Manual GO annotation generates high-quality reliable information that is more accurate than electronic annotation. It also allows comparisons to be made with new annotation approaches and is an important tool for validation of these methods. However, manual annotation is time consuming and dependent on skilled biologists capable of extracting key information from the published literature.
In view of this, greater emphasis has been placed by the bioinformatics community on the development of new automatic annotation techniques, such as automated information extraction and the conversion of this knowledge into the GO vocabulary (9
). This has resulted in a variety of GO prediction servers with varying abilities to interpret accurately the subtleties of the scientific natural language as well as GO structure, mappings and annotation styles (see GO Tools list on GO home page). To assess these information extraction techniques and allow users to apply the methods judiciously, the BioLINK group (http://www.pdg.cnb.uam.es/BioLINK/
) organized the BioCreative (Critical Assessment of Information Extraction systems in Biology) competition. In collaboration with BioLINK, GOA provided one of the gold standard training and test sets of GO annotation. UniProt curators also took part in manual verification of GO terms mined from the literature, which were corroborated by evidence from the text. In spring 2004, the results of the competition will be announced and it is anticipated that those techniques with the potential to assist GOA in the accurate prediction of deep-level GO terms will be highlighted and may supercede current electronic strategies.
The core objective of GOA is to provide high-quality GO annotation to supplement and improve the interoperability and querying of external and in-house knowledgebases. Increasingly, it is being used to predict the function and biological roles of new gene products, and to reclassify and model relationships between known proteins (19
). For example, genes coding for gene products that are often involved in the same biological process have a likelihood of being regulated in a coordinated manner. For these reasons, public repositories of microarray data such as ArrayExpress (21
) actively encourage users to provide GO annotation in the array design, to facilitate clustering of data according to the GO ontologies and to allow cross-platform data comparisons. GO annotation provides a link between biological knowledge and gene expression profiles. When combined with statistical analysis, the GOA data set is a useful resource for building pathways and can help facilitate microarray probe design to create more focused arrays (e.g. neurofunction arrays) (22
). It is hoped that this use of GOA will assist researchers in identifying quickly new proteins of pharmaceutical interest based on their functional similarities. In addition to microarray data analysis tools, GOA is also incorporated into evolutionary studies, particularly when correlating structure–function relationships (24
). These examples help to demonstrate the potential that exists for the use of GOA in the development and validation of tools that try to accurately predict GO annotation.

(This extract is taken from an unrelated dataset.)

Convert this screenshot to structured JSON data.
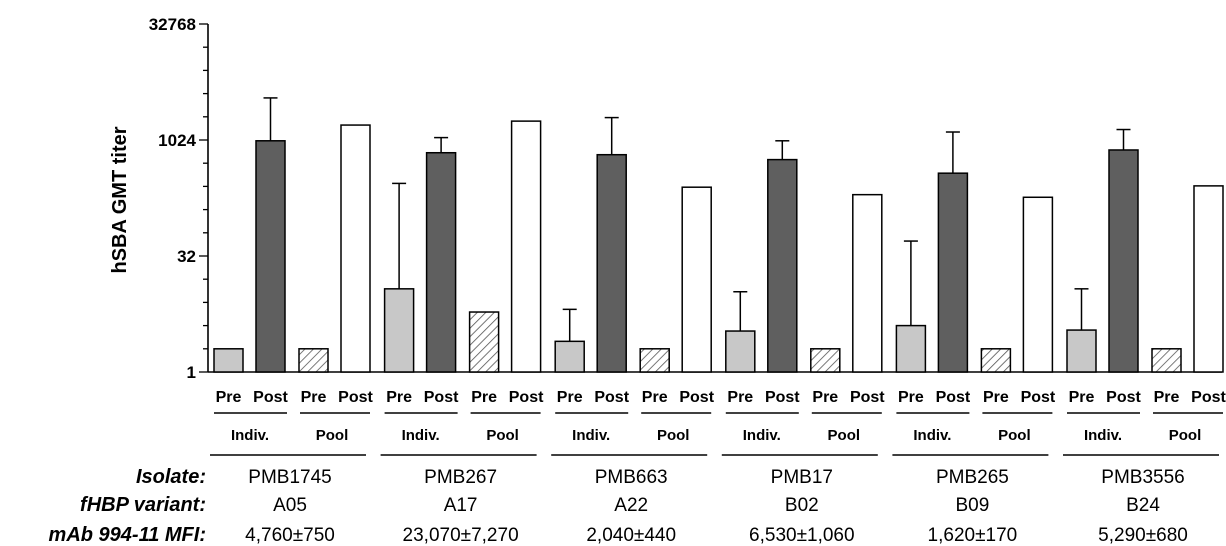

GOA can also be used to answer specific biological problems. As GO represents a universal set of curated keywords, many users wish to retrieve all possible annotations to a high-level GO term in a candidate-based approach. According to GO philosophy, every child term inherits the meaning of all of their parent terms. As such, every annotation to a child term should be true for every parent of that child; this is called the ‘true path rule’. If a user wanted to analyse all proteins involved in the process of transcription they would have to retrieve all proteins annotated to the GO term for ‘transcription’ (GO:0006350) and the children of these GO terms. Retrieving the annotation to the children and parent GO term is possible via SRS (25
) but requires prior knowledge of this powerful retrieval system.
Another way of performing the query is to use the protein assignments to a set of GO-slim terms. Essentially, GO-slim is a list of high-level GO terms that cover the main aspects of each of the three GO ontologies. As each community has different needs, a variety of GO-slim files have been archived on the GO home page by Consortium members (ftp://ftp. geneontology.org/pub/go/GO_slims/). GOA has created its own GO-slim (goslim_goa.2002) to summarize the GO annotation of each completed proteome on the Proteome Analysis pages (26
, Table ). As an additional service, this mapping of GO annotation to both GOA (goslim_goa.2002) and a generic set of GO-slim terms (generic.0208) is available for download on the EBI FTP site (Table ). From there, users can download all possible annotations to the GO slim term for transcription ‘GO:0006350’. Users wishing to use a different set of GO-slim terms are advised to use the map2slim.pl script archived on the Berkley Drosophila Genome Project (BDGP) home page (http://www.fruitfly.org/developers/src/go.dev/apps/query-utils/
). This script uses the GO MySQL database and requires prior knowledge of Perl API.